天衍判死,我要先坑三宗再說修仙養成

暗線證據:三宗不過千年棋子

追殺令撤回的背後,那股更高層級的力量印記,如同一根無形的絲線,牽引著陸霄穿過重重迷霧。

他並未選擇喧囂的城池,而是循著衍息最細微的流向,來到了一處位於斷龍山脈腹地的地宮前。

地宮入口被一座巨大的幻陣籠罩,若非陸霄以「混沌衍命格」的特殊感知,捕捉到那與三宗衍契底層紋路同源的波動,根本無法發現此地。

這裡,便是守望者的暗線據點之一。

地宮之內,並非想像中的森嚴壁壘,反而空曠得令人心悸。只有一條筆直的廊道,牆壁上銘刻著無數繁複的陣紋,每一道都散發著古老而冰冷的氣息,彷彿記錄著時光的流轉。

陸霄收斂全身衍息,步步為營。他清楚,這裡的防禦並非依靠守衛,而是這些能瞬間將「化衍」境修士都碾成飛灰的殺陣。

廊道盡頭是一間石室,中央矗立著一座由整塊「墨衍晶」雕琢而成的石臺。

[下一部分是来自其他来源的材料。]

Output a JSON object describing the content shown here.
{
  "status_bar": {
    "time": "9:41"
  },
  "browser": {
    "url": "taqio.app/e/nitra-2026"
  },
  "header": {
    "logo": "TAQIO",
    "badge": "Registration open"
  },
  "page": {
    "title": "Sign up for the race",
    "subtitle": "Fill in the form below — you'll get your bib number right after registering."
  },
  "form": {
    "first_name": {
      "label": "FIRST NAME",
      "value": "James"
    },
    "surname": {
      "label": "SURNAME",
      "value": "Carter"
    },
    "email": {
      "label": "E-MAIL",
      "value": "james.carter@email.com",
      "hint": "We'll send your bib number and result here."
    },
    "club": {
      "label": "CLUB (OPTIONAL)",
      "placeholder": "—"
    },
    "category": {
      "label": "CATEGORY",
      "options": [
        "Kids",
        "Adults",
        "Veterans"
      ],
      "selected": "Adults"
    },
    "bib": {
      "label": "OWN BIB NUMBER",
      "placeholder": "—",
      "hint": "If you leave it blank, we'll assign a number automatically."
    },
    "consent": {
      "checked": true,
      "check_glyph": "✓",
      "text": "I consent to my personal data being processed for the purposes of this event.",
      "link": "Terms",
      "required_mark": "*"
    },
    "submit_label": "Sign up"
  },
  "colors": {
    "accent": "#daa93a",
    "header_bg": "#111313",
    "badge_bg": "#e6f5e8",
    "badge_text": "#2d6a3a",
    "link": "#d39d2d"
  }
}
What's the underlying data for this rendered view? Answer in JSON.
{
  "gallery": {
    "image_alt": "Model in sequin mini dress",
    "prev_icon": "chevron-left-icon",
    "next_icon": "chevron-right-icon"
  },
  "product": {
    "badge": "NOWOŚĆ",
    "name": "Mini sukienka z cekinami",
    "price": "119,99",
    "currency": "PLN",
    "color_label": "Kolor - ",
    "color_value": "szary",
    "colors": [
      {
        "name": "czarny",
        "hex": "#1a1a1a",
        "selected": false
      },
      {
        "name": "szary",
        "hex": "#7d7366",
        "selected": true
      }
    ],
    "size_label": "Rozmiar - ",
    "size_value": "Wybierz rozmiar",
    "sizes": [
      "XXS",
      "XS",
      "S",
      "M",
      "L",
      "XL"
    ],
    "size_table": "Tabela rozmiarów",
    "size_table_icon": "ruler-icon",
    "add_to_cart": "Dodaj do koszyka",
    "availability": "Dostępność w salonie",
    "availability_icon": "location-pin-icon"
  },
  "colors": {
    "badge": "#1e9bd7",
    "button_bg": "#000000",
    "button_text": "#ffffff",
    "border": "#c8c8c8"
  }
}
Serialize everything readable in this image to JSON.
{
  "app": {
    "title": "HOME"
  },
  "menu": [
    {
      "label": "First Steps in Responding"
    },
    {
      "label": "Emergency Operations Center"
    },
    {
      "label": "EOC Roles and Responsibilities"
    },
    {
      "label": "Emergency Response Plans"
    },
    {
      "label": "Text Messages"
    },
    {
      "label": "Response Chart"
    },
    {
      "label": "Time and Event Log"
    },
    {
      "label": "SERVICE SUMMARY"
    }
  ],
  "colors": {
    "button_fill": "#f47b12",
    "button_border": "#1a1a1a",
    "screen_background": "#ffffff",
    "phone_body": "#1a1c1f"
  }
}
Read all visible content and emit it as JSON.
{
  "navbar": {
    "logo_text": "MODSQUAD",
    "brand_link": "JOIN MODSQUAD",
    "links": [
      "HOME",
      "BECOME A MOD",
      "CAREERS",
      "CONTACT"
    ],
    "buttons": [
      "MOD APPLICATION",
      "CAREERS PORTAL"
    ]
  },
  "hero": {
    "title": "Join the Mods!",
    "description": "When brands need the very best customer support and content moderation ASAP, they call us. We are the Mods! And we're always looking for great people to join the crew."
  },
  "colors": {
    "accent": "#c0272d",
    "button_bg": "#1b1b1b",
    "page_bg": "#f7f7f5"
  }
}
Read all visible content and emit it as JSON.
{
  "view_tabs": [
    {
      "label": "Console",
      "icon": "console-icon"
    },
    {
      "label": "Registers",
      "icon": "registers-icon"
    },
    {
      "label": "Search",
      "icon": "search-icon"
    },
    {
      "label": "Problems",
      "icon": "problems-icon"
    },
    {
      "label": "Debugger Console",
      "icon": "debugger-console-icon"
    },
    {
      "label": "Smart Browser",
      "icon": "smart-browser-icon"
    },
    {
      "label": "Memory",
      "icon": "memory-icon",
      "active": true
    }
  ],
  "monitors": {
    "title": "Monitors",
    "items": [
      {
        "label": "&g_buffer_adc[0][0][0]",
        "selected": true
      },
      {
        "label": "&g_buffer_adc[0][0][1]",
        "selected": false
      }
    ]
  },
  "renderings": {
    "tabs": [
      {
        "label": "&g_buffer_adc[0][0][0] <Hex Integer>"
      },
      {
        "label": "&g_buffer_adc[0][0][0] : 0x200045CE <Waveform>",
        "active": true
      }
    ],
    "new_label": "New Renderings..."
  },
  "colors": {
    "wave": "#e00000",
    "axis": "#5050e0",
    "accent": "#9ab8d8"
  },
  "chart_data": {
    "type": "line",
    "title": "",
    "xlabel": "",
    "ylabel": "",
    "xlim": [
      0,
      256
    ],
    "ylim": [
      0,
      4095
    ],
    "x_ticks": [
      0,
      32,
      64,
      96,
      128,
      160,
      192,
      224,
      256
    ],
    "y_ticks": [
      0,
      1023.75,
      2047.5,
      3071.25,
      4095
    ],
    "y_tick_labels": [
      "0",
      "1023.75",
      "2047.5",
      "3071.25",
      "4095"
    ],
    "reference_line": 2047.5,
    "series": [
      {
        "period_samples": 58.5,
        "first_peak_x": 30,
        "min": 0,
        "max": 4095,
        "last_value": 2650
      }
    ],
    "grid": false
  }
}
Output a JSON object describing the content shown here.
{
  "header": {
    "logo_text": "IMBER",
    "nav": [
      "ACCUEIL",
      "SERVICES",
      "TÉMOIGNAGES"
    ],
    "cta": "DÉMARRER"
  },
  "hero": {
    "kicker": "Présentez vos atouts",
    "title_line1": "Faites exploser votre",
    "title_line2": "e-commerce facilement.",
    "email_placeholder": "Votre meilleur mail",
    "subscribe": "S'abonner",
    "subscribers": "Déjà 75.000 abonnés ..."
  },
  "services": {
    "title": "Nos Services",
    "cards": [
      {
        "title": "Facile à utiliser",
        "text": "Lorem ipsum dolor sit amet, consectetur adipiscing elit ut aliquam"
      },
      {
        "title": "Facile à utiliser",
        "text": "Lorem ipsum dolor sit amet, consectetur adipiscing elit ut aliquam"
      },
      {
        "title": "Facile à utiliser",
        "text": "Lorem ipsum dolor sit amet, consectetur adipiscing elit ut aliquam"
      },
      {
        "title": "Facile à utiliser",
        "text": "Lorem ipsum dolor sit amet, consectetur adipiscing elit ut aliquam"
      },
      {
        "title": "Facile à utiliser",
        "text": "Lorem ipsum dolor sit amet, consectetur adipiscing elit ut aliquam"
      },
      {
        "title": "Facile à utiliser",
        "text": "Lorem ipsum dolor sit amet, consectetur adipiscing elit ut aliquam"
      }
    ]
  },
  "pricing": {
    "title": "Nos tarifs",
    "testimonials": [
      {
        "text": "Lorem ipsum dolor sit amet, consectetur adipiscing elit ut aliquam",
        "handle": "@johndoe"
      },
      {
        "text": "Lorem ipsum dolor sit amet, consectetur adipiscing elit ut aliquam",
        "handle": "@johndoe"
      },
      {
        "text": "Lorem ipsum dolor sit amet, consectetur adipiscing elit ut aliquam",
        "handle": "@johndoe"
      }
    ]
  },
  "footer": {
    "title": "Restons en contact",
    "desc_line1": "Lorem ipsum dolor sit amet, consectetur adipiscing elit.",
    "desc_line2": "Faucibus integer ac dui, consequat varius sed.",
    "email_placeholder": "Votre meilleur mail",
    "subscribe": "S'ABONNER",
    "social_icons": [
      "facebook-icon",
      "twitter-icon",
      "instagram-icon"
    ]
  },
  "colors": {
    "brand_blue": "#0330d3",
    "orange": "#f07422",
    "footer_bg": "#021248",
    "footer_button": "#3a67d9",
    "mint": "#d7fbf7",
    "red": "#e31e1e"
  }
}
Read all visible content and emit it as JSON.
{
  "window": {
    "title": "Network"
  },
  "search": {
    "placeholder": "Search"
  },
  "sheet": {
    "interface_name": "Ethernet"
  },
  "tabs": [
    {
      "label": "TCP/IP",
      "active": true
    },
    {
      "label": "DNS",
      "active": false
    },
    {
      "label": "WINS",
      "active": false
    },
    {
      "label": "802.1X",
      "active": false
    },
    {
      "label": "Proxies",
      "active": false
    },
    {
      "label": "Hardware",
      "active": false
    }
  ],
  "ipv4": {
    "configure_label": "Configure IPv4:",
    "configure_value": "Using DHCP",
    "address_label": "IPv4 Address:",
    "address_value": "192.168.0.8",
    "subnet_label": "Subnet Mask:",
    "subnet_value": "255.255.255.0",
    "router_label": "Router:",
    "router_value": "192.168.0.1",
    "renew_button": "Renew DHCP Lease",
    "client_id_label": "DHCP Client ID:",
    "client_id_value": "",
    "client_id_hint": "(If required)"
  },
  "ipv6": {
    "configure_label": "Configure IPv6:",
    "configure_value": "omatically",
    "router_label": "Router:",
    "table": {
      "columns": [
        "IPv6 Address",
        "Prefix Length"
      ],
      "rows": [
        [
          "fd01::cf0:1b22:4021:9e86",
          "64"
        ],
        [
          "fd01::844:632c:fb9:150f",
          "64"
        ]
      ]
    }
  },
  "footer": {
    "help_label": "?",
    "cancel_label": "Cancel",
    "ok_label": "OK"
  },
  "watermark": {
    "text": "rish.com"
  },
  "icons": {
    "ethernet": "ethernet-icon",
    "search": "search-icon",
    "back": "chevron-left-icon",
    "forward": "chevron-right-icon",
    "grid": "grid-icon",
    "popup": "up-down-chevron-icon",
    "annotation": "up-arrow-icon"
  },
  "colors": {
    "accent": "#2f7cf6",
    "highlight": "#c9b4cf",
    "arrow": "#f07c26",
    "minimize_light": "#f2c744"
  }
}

臺上,靜靜懸浮著數十枚玉簡和幾卷古樸的獸皮契文,被一層薄薄的衍力光幕籠罩。

陸霄的目光瞬間被那些獸皮契文所吸引。

那並非尋常獸皮,而是取自早已絕跡的太古兇獸「夔」,皮上天然生成的紋路與後天烙印的衍文交織在一起,形成一種近乎於“活”的契約。

他伸出手,混沌衍息小心翼翼地探出,模擬著那股他早已爛熟於心的、來自衍契底層的波動。光幕如水波般盪開一道缺口,未曾觸發任何警報。

第一卷契文入手,冰冷而沉重。攤開的瞬間,一股磅礴浩瀚的氣息撲面而來,上面龍飛鳳舞的四個大字,幾乎要灼傷他的眼瞳——《衍脈協約·玄霰宗》。

落款的年代,竟是玄霰宗立宗元年!

陸霄心神劇震,迅速翻閱。契文內容並非平等互利,而是一份近乎於支配與賜予的不平等條約!

守望者,以掌控大衍界三條最精純的「源衍脈」為條件,向玄霰宗的開山祖師“賜予”了建宗立派的根基。作為交換,玄霰宗必須無條件聽從守望者的密令,並定期上繳宗內最頂尖的天才弟子名錄,供其篩選。

第二卷,《衍脈協約·炎鼎閣》。

第三卷,《衍脈協約·幽淵盟》。

內容大同小異,如出一轍。三宗引以為傲的千年基業,所謂的雄踞一方,從源頭開始,就是一場被精心安排的佈局。

他們根本不是棋手,甚至連棋盤上的主帥都算不上,只是守望者為了維持某種平衡、或是為了達成某個不為人知的宏大目的,而刻意扶植起來的……三枚棋子。

陸霄的呼吸微微一滯,腦海中瞬間串聯起所有線索。為何三宗對他這個「混沌衍命格」如此勢在必得?為何他們甘願拿出鎖命衍契也要將他綁上戰車?

原來,這根本不是三宗自己的意志,而是來自他們背後主人——守望者的命令。

他們只是在為主子爭奪一件最稱手的“工具”罷了。

一股冰冷的怒火自陸霄心底燃起,卻又被他極致的冷靜死死壓下。憤怒無用,現在他手中握著的,是足以將整個大衍界現有秩序掀個底朝天的鐵證。

這些契文,一旦公之於眾,三宗的千年威信將瞬間崩塌。無數依附於三宗的勢力、以及那些心懷傲骨的宗內修士,會作何感想?大衍界將迎來一場前所未有的動盪。

陸霄將這幾份關鍵的《衍脈協約》以秘法拓印下來,原件分毫不動地放回原處。做完這一切,他悄無聲息地退出了地宮,彷彿從未有人來過。

站在斷龍山脈的峰頂,冷風吹拂著他的衣袍。手中拓印的玉簡散發著微光,卻重如山嶽。一個足以動搖世界的秘密,正等待著他做出抉擇。

是引爆這顆炸彈,讓高高在上的棋手陷入萬民的怒火與猜忌之中,從根基上動搖他們的統治。還是手持這份唯一的王牌,孤身闖入棋手的巢穴,與那藏於幕後千年的黑手,進行一場最直接的對峙。